Jul 25, 2005

Times They Are A'Changin'

Go away for a month and the whole world turns upside down. Well, at least the world of the LA Times. This quote from Nikki Finke's indispensibly snarky report caught my interest.
Actually, the real tragedy here is local: the LAT now does an even crappier job covering Los Angeles than ever, and that may be the root of its readership problems. While Carroll had his eye mainly on Pulitzer Prizes, he overlooked the needs and desires of readers wanting to know what was really going on in their own backyard. This is the guy, after all, who mutated and mutilated the Metro section into “California.” Already, insiders tell L.A. Weekly, Baquet will refocus attention here at home as much as hither and yon.

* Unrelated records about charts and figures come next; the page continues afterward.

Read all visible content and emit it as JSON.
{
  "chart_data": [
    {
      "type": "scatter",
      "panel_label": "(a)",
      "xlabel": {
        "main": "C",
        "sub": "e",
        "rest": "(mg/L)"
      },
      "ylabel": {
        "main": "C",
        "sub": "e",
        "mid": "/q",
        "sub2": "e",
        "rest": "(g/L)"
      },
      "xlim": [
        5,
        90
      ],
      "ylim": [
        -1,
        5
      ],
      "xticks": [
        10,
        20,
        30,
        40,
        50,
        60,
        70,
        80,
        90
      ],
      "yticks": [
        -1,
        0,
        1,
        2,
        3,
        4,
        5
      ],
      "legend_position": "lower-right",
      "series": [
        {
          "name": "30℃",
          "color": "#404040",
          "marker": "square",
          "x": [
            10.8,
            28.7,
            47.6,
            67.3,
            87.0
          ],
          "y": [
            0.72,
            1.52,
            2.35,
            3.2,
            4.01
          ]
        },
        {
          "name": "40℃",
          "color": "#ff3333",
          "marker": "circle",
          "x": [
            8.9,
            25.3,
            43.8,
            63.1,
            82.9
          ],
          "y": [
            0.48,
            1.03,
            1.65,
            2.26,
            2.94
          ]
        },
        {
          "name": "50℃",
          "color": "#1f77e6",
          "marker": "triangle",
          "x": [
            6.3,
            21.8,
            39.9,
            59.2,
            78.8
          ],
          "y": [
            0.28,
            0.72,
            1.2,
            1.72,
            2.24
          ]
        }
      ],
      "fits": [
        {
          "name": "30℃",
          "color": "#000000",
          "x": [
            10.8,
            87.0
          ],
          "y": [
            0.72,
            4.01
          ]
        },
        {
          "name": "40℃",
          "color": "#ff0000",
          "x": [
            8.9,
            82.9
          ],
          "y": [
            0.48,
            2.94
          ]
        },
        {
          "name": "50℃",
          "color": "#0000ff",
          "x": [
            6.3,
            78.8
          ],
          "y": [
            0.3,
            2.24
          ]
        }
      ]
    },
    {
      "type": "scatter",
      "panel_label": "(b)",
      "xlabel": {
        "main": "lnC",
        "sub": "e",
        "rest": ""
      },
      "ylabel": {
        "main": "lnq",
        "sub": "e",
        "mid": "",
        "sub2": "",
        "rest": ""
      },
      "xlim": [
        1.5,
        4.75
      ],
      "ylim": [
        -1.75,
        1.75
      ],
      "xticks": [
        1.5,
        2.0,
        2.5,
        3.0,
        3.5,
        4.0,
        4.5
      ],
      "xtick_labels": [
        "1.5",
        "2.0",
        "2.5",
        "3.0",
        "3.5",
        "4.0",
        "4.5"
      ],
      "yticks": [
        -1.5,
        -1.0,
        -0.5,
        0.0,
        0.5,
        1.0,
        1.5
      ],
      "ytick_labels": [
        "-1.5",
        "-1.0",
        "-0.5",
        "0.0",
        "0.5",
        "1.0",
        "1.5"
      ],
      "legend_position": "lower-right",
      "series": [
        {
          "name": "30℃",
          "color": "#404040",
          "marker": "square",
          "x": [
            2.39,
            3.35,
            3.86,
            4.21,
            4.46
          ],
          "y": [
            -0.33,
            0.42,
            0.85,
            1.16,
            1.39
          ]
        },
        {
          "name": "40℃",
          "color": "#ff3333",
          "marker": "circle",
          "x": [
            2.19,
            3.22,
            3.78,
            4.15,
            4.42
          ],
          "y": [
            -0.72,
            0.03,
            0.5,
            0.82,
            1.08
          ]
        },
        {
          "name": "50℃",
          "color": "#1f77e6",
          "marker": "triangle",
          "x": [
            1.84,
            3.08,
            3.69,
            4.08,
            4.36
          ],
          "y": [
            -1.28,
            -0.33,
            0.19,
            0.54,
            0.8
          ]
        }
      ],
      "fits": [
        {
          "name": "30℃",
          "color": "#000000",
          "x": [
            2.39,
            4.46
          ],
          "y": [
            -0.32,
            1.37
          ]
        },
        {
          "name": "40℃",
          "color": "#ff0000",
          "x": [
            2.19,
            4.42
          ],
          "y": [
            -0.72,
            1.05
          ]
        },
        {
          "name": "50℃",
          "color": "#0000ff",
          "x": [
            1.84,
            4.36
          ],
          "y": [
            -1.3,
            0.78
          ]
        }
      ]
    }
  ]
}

I think the word "tragedy" might be overwrought but that's Finke—nothing if not sweeping. Obviously I'm thinking of the implications Baquet's home-town focus might have on the future of the paper's glancing, incoherent, rudderless coverage of Los Angeles theatre over the past four years. But then this gave me a little pause:
Dubbed Mr. Smooth for his usually cool and elegant demeanor, the onetime NYT national editor [Baquet] is also a fearsome competitor, especially when it comes to his former employer... I reported a year ago that Baquet went ballistic after four superstar LAT journalists defected in one week to the NYT, and threw a temper tantrum when entertainment-industry editor-writer Michael Cieply was even considering a job offer from there. After all, Baquet himself had organized a “Go West” migration of a handful of prominent reporters and editors from the NYT to the LAT starting in 2000.

So maybe he'll finally hire a lead theatre critic, but one from New York. On that front, I have to say that despite the rumors I heard murmured with confidence (and in confidence) by some New York journo colleagues, my sources at the Times say they've heard nothing about a hiring, or imminent hiring, of a new theatre scribe. At the rate they're going, I wouldn't hold my breath—I tried that, and it hurt, and now I'm in New York.